Cucinelli: il boom di un certo lusso (francese) non poteva durare

Cucinelli: il boom di un certo lusso (francese) non poteva durare

Brunello Cucinelli è famoso per la sua cultura e il suo approccio filosofico alle cose. Ma di certo non difetta di onestà intellettuale né di prudenza nell’esporre le proprie tesi. L’attuale depressione di un certo lusso non lo stupisce. Anzi, al Financial Times dice che la trova “inevitabile”, proprio perché a capo di una lunga stagione di crescita nel nuovo millennio culminata con l’exploit del post Covid.
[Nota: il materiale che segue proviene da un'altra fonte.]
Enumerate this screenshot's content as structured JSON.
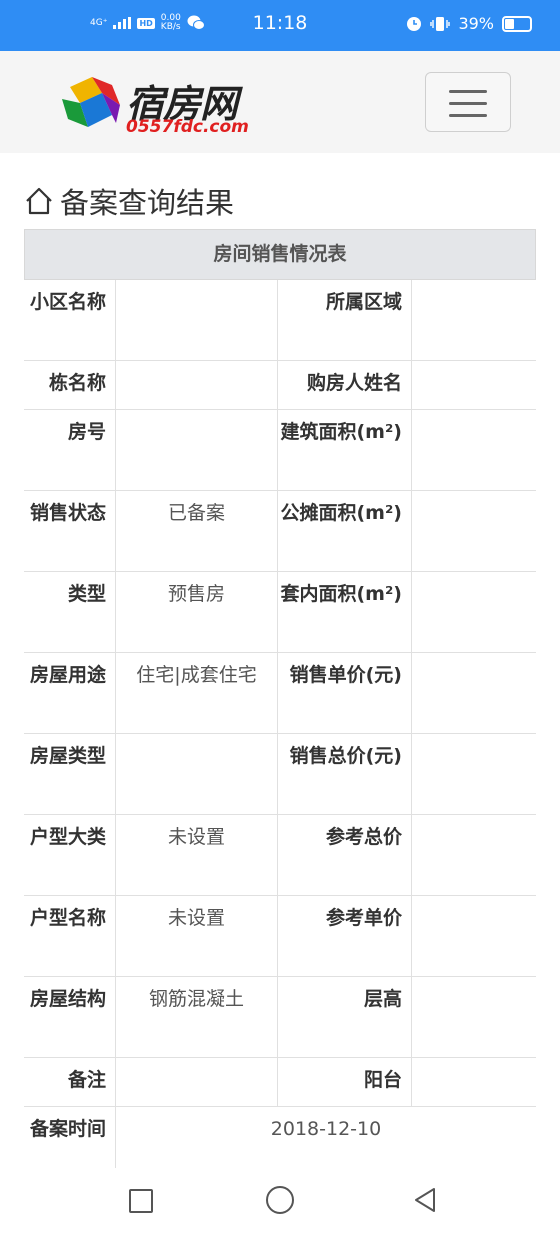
{
  "status_bar": {
    "network": "4G⁺",
    "hd": "HD",
    "speed": "0.00",
    "speed_unit": "KB/s",
    "time": "11:18",
    "battery": "39%",
    "battery_level": 0.39
  },
  "header": {
    "logo_name": "宿房网",
    "logo_domain": "0557fdc.com"
  },
  "page": {
    "title": "备案查询结果",
    "table_title": "房间销售情况表"
  },
  "table": {
    "rows": [
      {
        "l1": "小区名称",
        "v1": "",
        "l2": "所属区域",
        "v2": ""
      },
      {
        "l1": "栋名称",
        "v1": "",
        "l2": "购房人姓名",
        "v2": ""
      },
      {
        "l1": "房号",
        "v1": "",
        "l2": "建筑面积(m²)",
        "v2": ""
      },
      {
        "l1": "销售状态",
        "v1": "已备案",
        "l2": "公摊面积(m²)",
        "v2": ""
      },
      {
        "l1": "类型",
        "v1": "预售房",
        "l2": "套内面积(m²)",
        "v2": ""
      },
      {
        "l1": "房屋用途",
        "v1": "住宅|成套住宅",
        "l2": "销售单价(元)",
        "v2": ""
      },
      {
        "l1": "房屋类型",
        "v1": "",
        "l2": "销售总价(元)",
        "v2": ""
      },
      {
        "l1": "户型大类",
        "v1": "未设置",
        "l2": "参考总价",
        "v2": ""
      },
      {
        "l1": "户型名称",
        "v1": "未设置",
        "l2": "参考单价",
        "v2": ""
      },
      {
        "l1": "房屋结构",
        "v1": "钢筋混凝土",
        "l2": "层高",
        "v2": ""
      },
      {
        "l1": "备注",
        "v1": "",
        "l2": "阳台",
        "v2": ""
      }
    ],
    "last_row": {
      "label": "备案时间",
      "value": "2018-12-10"
    }
  }
}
Le aziende hanno pensato troppo ai profitti e messo il cliente di fronte a un bivio: “Spendere migliaia di euro per comprare capi che tutti hanno – spiega – o, peggio, che pagherebbero 50 volte di più del costo di produzione”.

Un certo lusso francese

Cucinelli, va detto, con Financial Time predica anche ottimismo: “Non penso che dovremmo preoccuparcene: molti di questi brand hanno fondamenta solide – sono le sue parole –. Non è una tragedia se perdono il 2% in un trimestre, anche se capisco che il mercato azionario la pensi diversamente”. Cucinelli, però, non ha paura di criticare i colleghi. “Se guardi ai bilanci dei marchi italiani di vent’anni fa, i profitti erano intorno al 10%. Poi sono arrivati i gruppi francesi – sottolinea – e c’è stato il boom. Noi siamo gli unici che continuano a fare il +10%, i profitti di molti altri brand sono raddoppiati”. Qual è il problema? “Vuol dire che i ricavi sono cresciuti più volte. Ma non ci sono magie: può accadere solo se aumentano volumi di produzione e prezzi, mentre diminuiscono i costi”.

 

 

Il cliente come deve reagire?

Il taglio dei costi passa anche da una gestione leggera degli appalti e relativi subappalti, come svelato dalle recenti inchieste di Milano sul caporalato nella filiera lombarda (che ha coinvolto anche Dior Manufactures e Loro Piana, maison di LVMH). “Quando poi si finisce sui giornali – chiosa –, i nostri ricchi clienti si sentono presi in giro e smettono di comprare: li possiamo biasimare?”. Ma il problema riguarda anche chi non ha visto la propria filiera di fornitura trasformarsi in un dossier sulla scrivania di un PM. “Molti hanno voluto inseguire certi successi esorbitanti: si prenda Gucci – conclude Cucinelli –. Ha quadruplicato i ricavi in quattro anni, ma senza alcuna logica”. L’imprenditore umbro intende dire che tra aperture di negozi, stile forte e successivi cambi di guida, l’unico risultato ottenuto dal brand ammiraglio del gruppo Kering è stato “inondare il mercato di prodotti e rendere il marchio meno desiderabile”.